La formation de Luc Ferrandez n'est pas dupe. Son combat acharné contre l'auto l'a cantonné au rôle d'opposition. Un rôle qu'elle pourrait occuper longtemps, si on en croit les résultats de l'enquête dévoilée hier par l'AMT: le nombre d'autos augmente deux fois plus vite que le nombre d'électeurs!

Un virage s'impose donc, ont conclu les militants lors de leur congrès. «Comme le Labour quand il s'est réinventé, on doit mettre une croix sur des vaches sacrées», reconnaît le maire de Rosemont, François Croteau.

Projet Montréal a un intéressant programme, mais il a été rejeté à plusieurs reprises par les électeurs parce que le parti a refusé d'en diluer les éléments les plus radicaux. Parce qu'il a toujours fui les compromis.
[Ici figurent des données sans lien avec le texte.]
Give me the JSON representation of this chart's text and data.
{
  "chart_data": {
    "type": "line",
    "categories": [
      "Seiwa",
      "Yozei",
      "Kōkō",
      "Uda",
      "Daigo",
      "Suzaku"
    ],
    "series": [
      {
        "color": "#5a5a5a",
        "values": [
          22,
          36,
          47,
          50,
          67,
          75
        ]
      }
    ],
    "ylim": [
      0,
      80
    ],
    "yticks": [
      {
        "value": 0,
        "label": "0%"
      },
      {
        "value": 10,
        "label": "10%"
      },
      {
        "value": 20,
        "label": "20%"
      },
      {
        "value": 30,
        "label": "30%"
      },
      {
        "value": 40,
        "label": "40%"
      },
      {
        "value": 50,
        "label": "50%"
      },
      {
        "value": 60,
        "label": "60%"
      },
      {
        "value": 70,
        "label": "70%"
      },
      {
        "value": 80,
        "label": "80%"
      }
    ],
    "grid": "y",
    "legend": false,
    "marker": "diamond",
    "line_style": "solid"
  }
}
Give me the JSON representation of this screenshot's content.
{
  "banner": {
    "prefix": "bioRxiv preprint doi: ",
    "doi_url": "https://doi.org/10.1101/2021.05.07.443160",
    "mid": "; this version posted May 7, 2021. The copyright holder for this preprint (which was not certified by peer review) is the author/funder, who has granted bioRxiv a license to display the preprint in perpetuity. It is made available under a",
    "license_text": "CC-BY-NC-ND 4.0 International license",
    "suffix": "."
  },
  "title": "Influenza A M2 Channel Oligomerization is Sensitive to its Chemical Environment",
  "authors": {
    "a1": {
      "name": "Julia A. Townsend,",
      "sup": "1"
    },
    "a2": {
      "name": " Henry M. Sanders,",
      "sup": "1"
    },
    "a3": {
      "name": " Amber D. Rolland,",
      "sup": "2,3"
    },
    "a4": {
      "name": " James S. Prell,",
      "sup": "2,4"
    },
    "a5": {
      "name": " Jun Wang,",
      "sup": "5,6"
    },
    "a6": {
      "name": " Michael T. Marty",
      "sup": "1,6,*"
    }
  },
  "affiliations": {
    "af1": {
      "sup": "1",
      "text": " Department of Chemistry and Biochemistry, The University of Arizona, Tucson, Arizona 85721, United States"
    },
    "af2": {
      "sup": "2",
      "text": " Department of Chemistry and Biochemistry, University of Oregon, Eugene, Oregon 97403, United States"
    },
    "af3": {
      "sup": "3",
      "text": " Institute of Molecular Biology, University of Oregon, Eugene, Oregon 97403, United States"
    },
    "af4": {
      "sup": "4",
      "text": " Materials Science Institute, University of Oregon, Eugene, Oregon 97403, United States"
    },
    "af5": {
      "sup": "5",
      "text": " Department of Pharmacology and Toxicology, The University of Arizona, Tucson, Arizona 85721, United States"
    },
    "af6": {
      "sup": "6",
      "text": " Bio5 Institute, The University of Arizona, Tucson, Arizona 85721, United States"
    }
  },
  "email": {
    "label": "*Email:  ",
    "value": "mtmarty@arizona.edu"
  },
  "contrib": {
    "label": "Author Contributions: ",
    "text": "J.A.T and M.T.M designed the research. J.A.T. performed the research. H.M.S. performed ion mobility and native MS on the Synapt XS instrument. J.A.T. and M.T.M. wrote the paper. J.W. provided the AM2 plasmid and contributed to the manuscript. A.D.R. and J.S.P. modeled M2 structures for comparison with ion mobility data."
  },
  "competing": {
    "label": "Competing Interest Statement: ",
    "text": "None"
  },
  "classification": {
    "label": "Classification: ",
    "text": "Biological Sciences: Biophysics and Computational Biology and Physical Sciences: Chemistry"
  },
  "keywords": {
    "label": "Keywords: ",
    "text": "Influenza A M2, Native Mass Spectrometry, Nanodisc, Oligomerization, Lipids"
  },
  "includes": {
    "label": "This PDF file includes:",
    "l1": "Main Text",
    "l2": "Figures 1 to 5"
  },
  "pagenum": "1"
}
Parce qu'il a joué les jusqu'au-boutistes.

Finis, donc, les grands projets de Richard Bergeron, le tramway, l'Entrée maritime, le Quartier Bonaventure. Finie, la vision du haut vers le bas. Finie, la lutte acharnée que menait le parti contre l'automobile, les routes, la pollution.

Projet Montréal ne veut plus être le parti contre, mais le parti pour. Pour le logement, la qualité de vie, l'animation urbaine, les espaces verts, les milieux de vie. Un parti pour les quartiers, surtout. Tous les quartiers.

Une feuille de route, on le voit bien, calquée sur celle qui a fait le succès du RCM, une belle fleur à Jean Doré, d'ailleurs, au moment où il vit des moments difficiles.

Mais il ne suffit pas de vouloir être le nouveau RCM pour le devenir. Un très long chemin s'annonce pour Projet Montréal. Un chemin, soyons lucides, qui pourrait l'amener au-delà des élections de 2017. Car il sera très difficile de se départir de cette image «anti-char» que Richard Bergeron a imprimée dans la tête des électeurs avec l'aide, disons-le, de Luc Ferrandez.

Mais bon, pour l'instant, le parti peut se consoler en se disant que Denis Coderre le prend au sérieux. La conférence de presse sur la piétonnisation est peut-être le fruit du hasard, mais certainement pas la multiplication des annonces sur les espaces verts, les milieux de vie et les transports en commun.